Sedative sermons - Hope 103.2

Sedative sermons

By David ReayWednesday 18 Sep 2013LifeWords DevotionalsFaithReading Time: 0 minutes


Read Acts 20:7-12

7-10 On the first day of the week,when we were assembled for the breaking of bread,Paul,since he intended to leave on the following day,began to speak to them and prolonged his address until almost midnight. There were a great many lamps burning in the upper room where we met,and a young man called Eutychus who was sitting on the window-sill fell asleep as Paul’s address became longer and longer. Finally,completely overcome by sleep,he fell to the ground from the third storey and was picked up as dead. But Paul went down,bent over him and holding him gently in his arms,said,”Don’t be alarmed; he is still alive.”

11-12 Then he went upstairs again and,when they had broken bread and eaten,continued a long earnest talk with them until daybreak,and so finally departed. As for the boy,they took him home alive,feeling immeasurably relieved. (JBP)

Falling asleep during sermons apparently has a long history. Some sermons have great sedative power. Even the great Apostle Paul wasn’t able to engage Eutychus for too long. While it seems Paul had his reasons for going on so long (note that even after Eutychus was revived he kept on talking!),many preachers still tend to confuse length with profundity. The more they say the more people learn.

This is not necessarily so. And besides,a good sermon is not just about communicating facts and information: it is about inspiring people to act,to respond. The Word of God is powerful and life-changing. The message from it is of life-and-death importance. So when people are thoroughly bored by a bible talk something has gone seriously wrong.
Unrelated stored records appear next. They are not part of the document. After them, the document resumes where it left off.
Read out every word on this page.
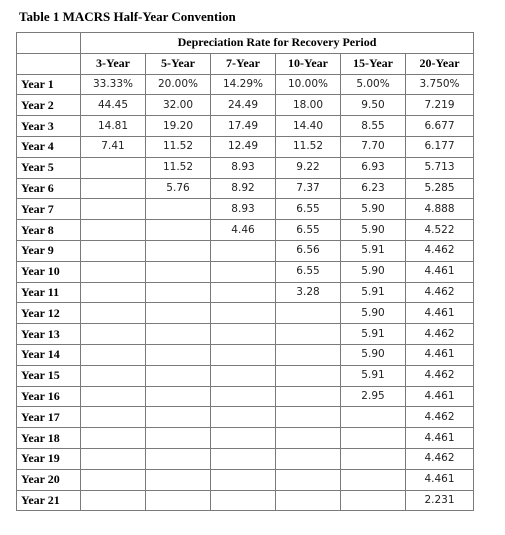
Table 1 MACRS Half-Year Convention
	Depreciation Rate for Recovery Period					
	3-Year	5-Year	7-Year	10-Year	15-Year	20-Year
Year 1	33.33%	20.00%	14.29%	10.00%	5.00%	3.750%
Year 2	44.45	32.00	24.49	18.00	9.50	7.219
Year 3	14.81	19.20	17.49	14.40	8.55	6.677
Year 4	7.41	11.52	12.49	11.52	7.70	6.177
Year 5		11.52	8.93	9.22	6.93	5.713
Year 6		5.76	8.92	7.37	6.23	5.285
Year 7			8.93	6.55	5.90	4.888
Year 8			4.46	6.55	5.90	4.522
Year 9				6.56	5.91	4.462
Year 10				6.55	5.90	4.461
Year 11				3.28	5.91	4.462
Year 12					5.90	4.461
Year 13					5.91	4.462
Year 14					5.90	4.461
Year 15					5.91	4.462
Year 16					2.95	4.461
Year 17						4.462
Year 18						4.461
Year 19						4.462
Year 20						4.461
Year 21						2.231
Preachers need to ‘live in the house of their preaching’,they need to be personally engaging with their subject matter and personally engaging with those who hear the sermon. A preacher needs to not only study books but people. Too much time in front of a computer or at a desk might mean not much time interacting with people. Little wonder some preaching is of the ‘so what?’ variety. Lots of information and undoubted orthodoxy but little apparent power or relevance to life.

Many years ago as a child I and other children were ushered out of our church prior to the sermon. For many years,that word ‘sermon’ indicated something forbidding,something terribly complex and advanced. May it not be so for us grownups. May our preachers not bore us silly. May the hearers seek to discern the life-changing words of the living God.